The International Human Rights Defense Act would direct the Department of State to make preventing and responding to discrimination and violence against the LGBT community a foreign policy priority and devise a global strategy to achieve those goals.
More than 80 nations around the world have laws that criminalize homosexuality, prohibit public support for the LGBT community, or promote homophobia. In seven countries, homosexuality is punishable by death. The adoption of these laws has sped up in recent years, and the effects of discriminatory laws can be felt throughout society.

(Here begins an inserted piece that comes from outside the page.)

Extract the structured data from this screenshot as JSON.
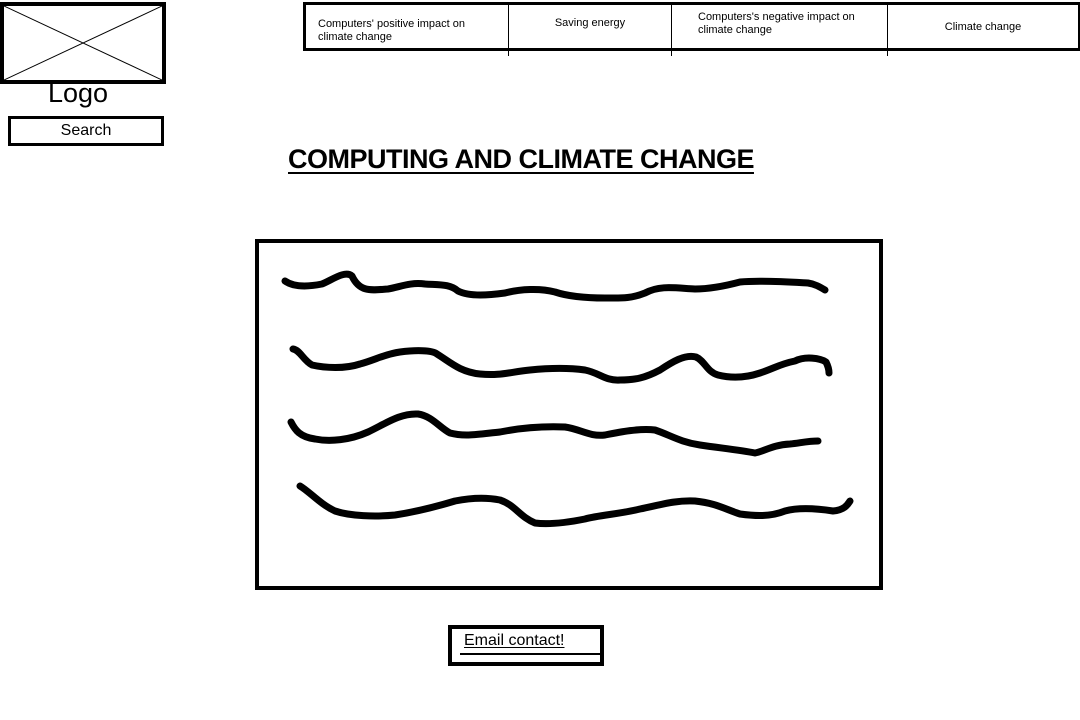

The Act would direct the State Department to take the following actions:
- Make preventing and responding to discrimination and violence against the LGBT community a foreign policy priority and devise a global strategy to achieve those goals.
- Coordinate efforts to promote international LGBT human rights with local advocacy groups, governments, multilateral organizations, and the private sector.
- Create the position of “Special Envoy for the Human Rights of LGBT Peoples” in the Bureau of Democracy, Human Rights, and Labor, which will be responsible for all inter-bureau and inter-agency coordination of the United States government’s efforts to defend human rights for the LGBT community internationally.
- Continue to include a section on LGBT international human rights in the annual State Department Report on Human Rights.
“The International Human Rights Defense Act will foster a coordinated effort across the federal government and relevant agencies so we can meet the enormous challenge before us and work to ensure equality for all people around the globe,” he added.
Among the bill’s 24 co-sponsors: Sens. Charles Schumer (D-N.Y.), Patty Murray (D-Wash.), Barbara Boxer (D-Calif.), Tammy Baldwin (D-Wisc.), Elizabeth Warren (D-Mass.), Jeff Merkley (D-Oreg.), Kirsten Gillibrand (D-N.Y.), Patrick Leahy (D-Vt.), Cory Booker (D-N.J.), Dianne Feinstein (D-Calif.), and Al Franken (D-Minn.).